Sunday, June 17, 2012

The new politics of family finances

headshotTerry Keenan

Are you better off today than you were 20 years ago? It’s a one-liner that Mitt Romney might want to try out on the campaign trail in the coming days.

Last week featured one of the most comprehensive and troubling snapshots of how little the finances of most of us here in New York and around the nation have recovered from the Great Recession.

In its Survey of Consumer Finances, an 80-page in-depth report put out every three years, the Federal Reserve detailed the damage. The median net worth of the American family — those truly in the middle — fell by 39 percent between 2007 and 2011. That means household wealth is likely no higher now than it was two decades ago, in 1992.

And there were other zingers in the report.
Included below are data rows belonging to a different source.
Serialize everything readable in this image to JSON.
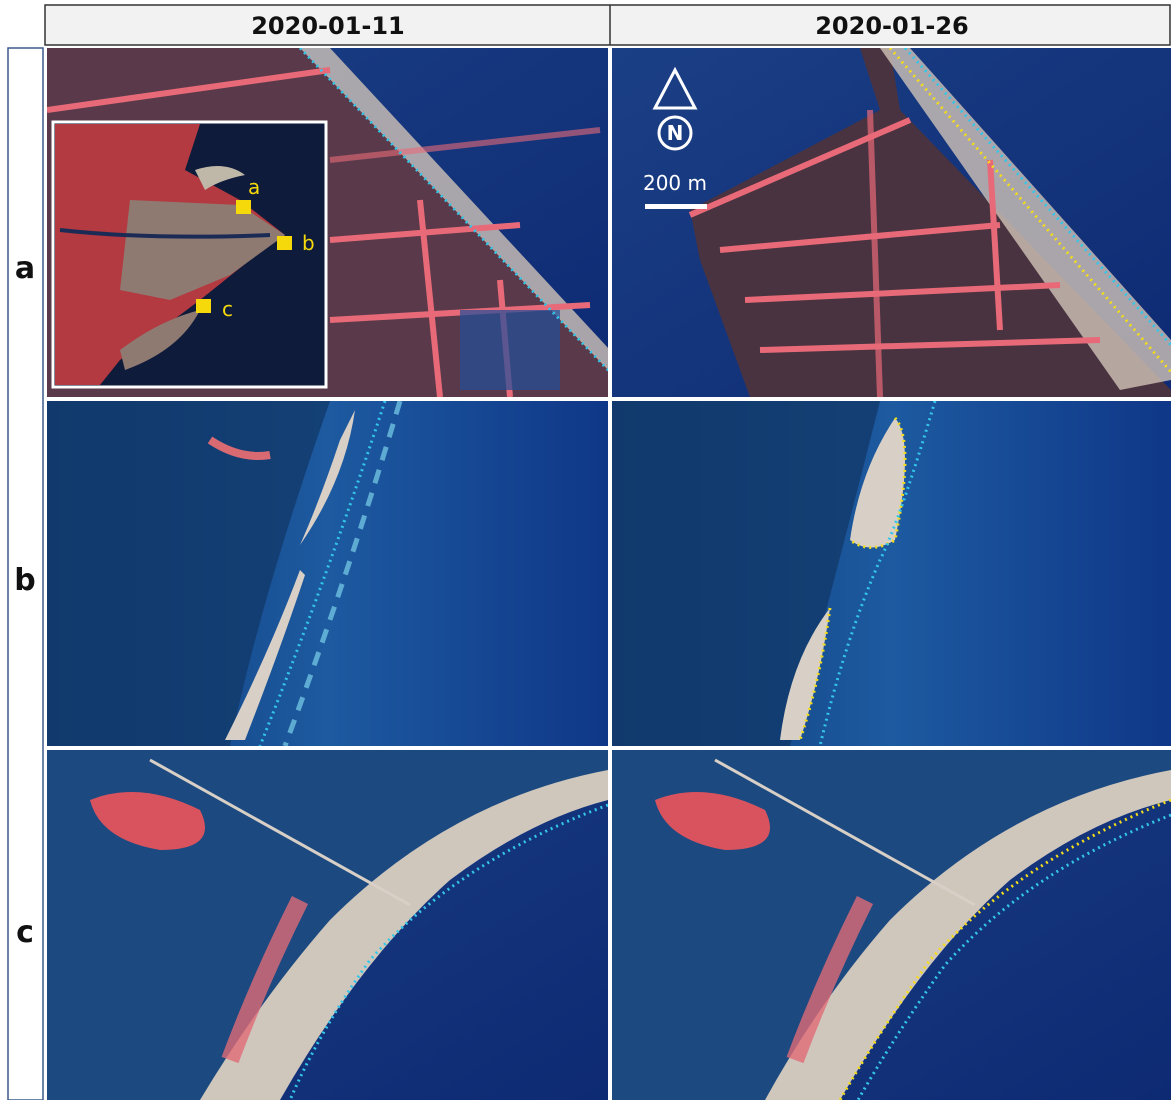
{
  "columns": [
    "2020-01-11",
    "2020-01-26"
  ],
  "rows": [
    "a",
    "b",
    "c"
  ],
  "inset": {
    "labels": [
      "a",
      "b",
      "c"
    ]
  },
  "north_arrow": "N",
  "scale_bar": "200 m"
}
While incomes fell 7.7 percent for those in the middle — an unprecedented post-war decline — the Fed notes that median incomes for retirees and non-working adults were the only group to see their incomes rise since 2007. In other words, those not working are relatively better off today, income-wise, than those who are.

By any statistical measure in this exhaustive report, the Americans who have been hurt the most by the credit bust are truly in the middle in terms of age, income and wealth — the Generation Xers who came into the work force during and right after the Bush recession of 1991. It turns out that almost 55 percent of the median worth of Gen Xers has been wiped out since ’07 — and they will likely decide the election this fall.
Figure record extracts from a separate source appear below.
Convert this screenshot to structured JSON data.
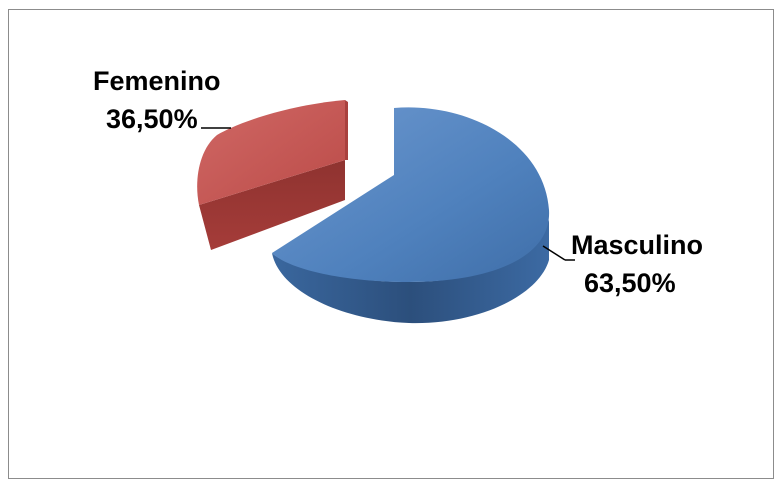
{
  "chart_data": {
    "type": "pie",
    "style": "3d-exploded",
    "slices": [
      {
        "label": "Masculino",
        "value": 63.5,
        "value_text": "63,50%",
        "color": "#4f81bd"
      },
      {
        "label": "Femenino",
        "value": 36.5,
        "value_text": "36,50%",
        "color": "#c0504d"
      }
    ],
    "legend": "none",
    "data_labels": "outside with leader lines"
  }
}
That’s on top of the incredible escalation in the federal debt burden per US household since 2009, money that families in America will have to eventually pay back in taxes. Indeed, the size of the federal debt load per US household has risen 50 percent, to $190,000, since President Obama took office. That’s $190,000 in borrowed money per family from families with median incomes that have dwindled to $45,000, less than one-fourth of that $190,000.

Explaining that miserable math while providing a convincing plan to fix it is the task before Mitt Romney. Americans want solutions, not more parsing of the pathetic numbers.